Motion-Sparing Innovations for Treatment of Back Pain
March / April 2005
Minimally invasive, motion-sparing techniques are increasingly
becoming the standard for the diagnosis and treatment of
back pain at the University of Pennsylvania Health System.
Degenerative disc disease is often the culprit, but other
conditions in the joints, muscles and nerve fibers can mimic
pain, making diagnosis more challenging.
One diagnostic study,
called discography, can be performed to isolate as well as
compare normal anatomy to abnormal anatomy by way of digital,
computer X-ray with contrast (fluoroscopy). This minimally
invasive technique uses needles placed in several discs of
the neck or back to simulate normal pressure on the discs
to determine if that pressure produces the pain.

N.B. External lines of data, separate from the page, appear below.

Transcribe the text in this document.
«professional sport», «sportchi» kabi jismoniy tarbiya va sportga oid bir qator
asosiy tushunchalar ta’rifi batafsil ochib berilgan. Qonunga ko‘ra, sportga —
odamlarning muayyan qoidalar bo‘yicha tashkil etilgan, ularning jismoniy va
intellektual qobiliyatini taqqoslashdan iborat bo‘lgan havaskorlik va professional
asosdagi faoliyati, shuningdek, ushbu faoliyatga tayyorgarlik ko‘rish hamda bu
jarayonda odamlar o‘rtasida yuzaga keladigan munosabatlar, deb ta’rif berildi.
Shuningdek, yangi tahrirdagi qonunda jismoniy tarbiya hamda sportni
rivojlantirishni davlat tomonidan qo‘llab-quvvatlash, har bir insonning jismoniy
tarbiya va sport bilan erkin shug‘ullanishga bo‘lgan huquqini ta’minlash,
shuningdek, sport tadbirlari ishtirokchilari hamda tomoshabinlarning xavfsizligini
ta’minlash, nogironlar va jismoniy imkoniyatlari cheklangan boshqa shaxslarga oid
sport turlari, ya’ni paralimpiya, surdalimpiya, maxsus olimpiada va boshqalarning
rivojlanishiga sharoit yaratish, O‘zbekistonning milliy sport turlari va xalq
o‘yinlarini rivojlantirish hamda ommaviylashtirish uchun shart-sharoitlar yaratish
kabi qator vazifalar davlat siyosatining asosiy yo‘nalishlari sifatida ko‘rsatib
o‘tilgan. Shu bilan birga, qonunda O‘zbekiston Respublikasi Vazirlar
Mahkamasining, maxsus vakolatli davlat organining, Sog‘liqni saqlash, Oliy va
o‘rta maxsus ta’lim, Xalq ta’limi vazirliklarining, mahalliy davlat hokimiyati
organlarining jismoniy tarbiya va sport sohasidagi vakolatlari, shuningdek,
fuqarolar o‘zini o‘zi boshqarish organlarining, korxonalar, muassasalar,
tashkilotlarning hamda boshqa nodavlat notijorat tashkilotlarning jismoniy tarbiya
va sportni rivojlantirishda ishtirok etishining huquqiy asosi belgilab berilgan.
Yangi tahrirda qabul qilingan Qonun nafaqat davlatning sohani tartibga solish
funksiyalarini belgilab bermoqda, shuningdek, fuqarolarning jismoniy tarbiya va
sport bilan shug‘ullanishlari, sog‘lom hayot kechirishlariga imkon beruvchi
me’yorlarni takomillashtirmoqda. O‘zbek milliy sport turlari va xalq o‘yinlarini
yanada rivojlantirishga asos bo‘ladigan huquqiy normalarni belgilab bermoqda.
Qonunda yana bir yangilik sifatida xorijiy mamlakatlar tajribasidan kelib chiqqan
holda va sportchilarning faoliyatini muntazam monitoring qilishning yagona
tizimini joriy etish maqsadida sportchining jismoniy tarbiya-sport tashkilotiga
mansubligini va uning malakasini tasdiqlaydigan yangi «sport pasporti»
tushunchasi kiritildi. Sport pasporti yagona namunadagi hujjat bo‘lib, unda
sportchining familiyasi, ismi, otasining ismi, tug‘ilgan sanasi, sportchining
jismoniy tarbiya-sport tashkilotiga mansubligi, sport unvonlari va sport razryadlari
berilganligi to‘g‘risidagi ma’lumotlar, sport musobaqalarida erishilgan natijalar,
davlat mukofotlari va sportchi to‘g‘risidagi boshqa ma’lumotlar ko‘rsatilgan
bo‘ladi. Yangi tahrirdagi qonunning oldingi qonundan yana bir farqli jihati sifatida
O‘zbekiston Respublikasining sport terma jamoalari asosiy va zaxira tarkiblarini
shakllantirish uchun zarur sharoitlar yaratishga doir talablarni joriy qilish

An X-ray or MRI will often show a disc to be diminished
in stature or dehydrated. “The troublesome thing is
not all discs that look badly — hurt,” says Philip
Maurer, MD, pain medicine specialist at Pennsylvania
Hospital. “We
need to determine which segments that look badly on X-ray
or MRI are actually responsible for symptoms, versus those
that are not.”
If disc disease is found to be responsible for the pain,
treatment can begin with the least invasive approach and
move on to more invasive options as necessary for better
results.
Dr. Maurer was a pioneer in the study of intradiscal electrothermal
therapy (IDET) or annuloplasty in the late 1990s. IDET is
a very minimally invasive, motion-enhancing procedure that
uses heat to heal damaged annulus fibrosis (nucleus) and
coagulate little nerve fibers in the disc. This technique
was proven in controlled clinical studies to reduce pain
by at least 50 percent in 60 percent of patients. “Because
it is minimally invasive, some patients are willing to accept
less of an outcome,” Dr. Maurer says.
When the annulus fibrosis is moderately intact, a partial
disc replacement can be performed by injecting the center
core with a synthetic material that would mimic the normal
nucleus in the cervical and lumbar spine. This can be performed
as open surgery or, more progressively, as a very minimal
procedure similar to discography.
Richard
Balderston, MD, chief of spine services at Pennsylvania
Hospital and clinical professor of orthopedic surgery, is
the only physician in the region performing lumbar disc replacement.
His partner, Scott
Rushton, MD, orthopedic surgeon at Pennsylvania
Hospital, recently completed the first cervical disc replacement
in the region. Both surgeons are participants in an FDA study
to determine whether an artificial disc replacement in an
appropriate patient is comparable to a spinal fusion operation. “Disc
replacement currently is the only technology that has the
capacity to increase the range of motion at a disc space,” Dr.
Balderston says.
Disc replacement surgery is performed through
the belly or the front of the neck, so the back muscles
are not opened.
The damaged disc is replaced with a movable part and normal
disc height and alignment are restored.
Currently, two and a half years into the study, Dr. Balderston
concludes that disc replacement is a viable alternative to
spinal fusion, with less morbidity, considerably less time
in the hospital, less pain medication and an earlier return
to work and to normal function. “It is rare to age
without developing back problems,” Dr.
Maurer points out. “We are the only mammals that stay
on our feet as we age — the obligatory biped — putting
a lot of load on the spine. When baboons get old, they walk
on all fours.”
Researchers aim to keep us upright as they continue to develop
improved injectable disc material. In the future, biologic
solutions will enable us to alter genes in the disc so that
more disc material can be generated. “It is exciting
to think of the future of regenerative technology,” says
Dr. Maurer. “Ultimately, that's where we are going
with the treatment of disc related back pain.”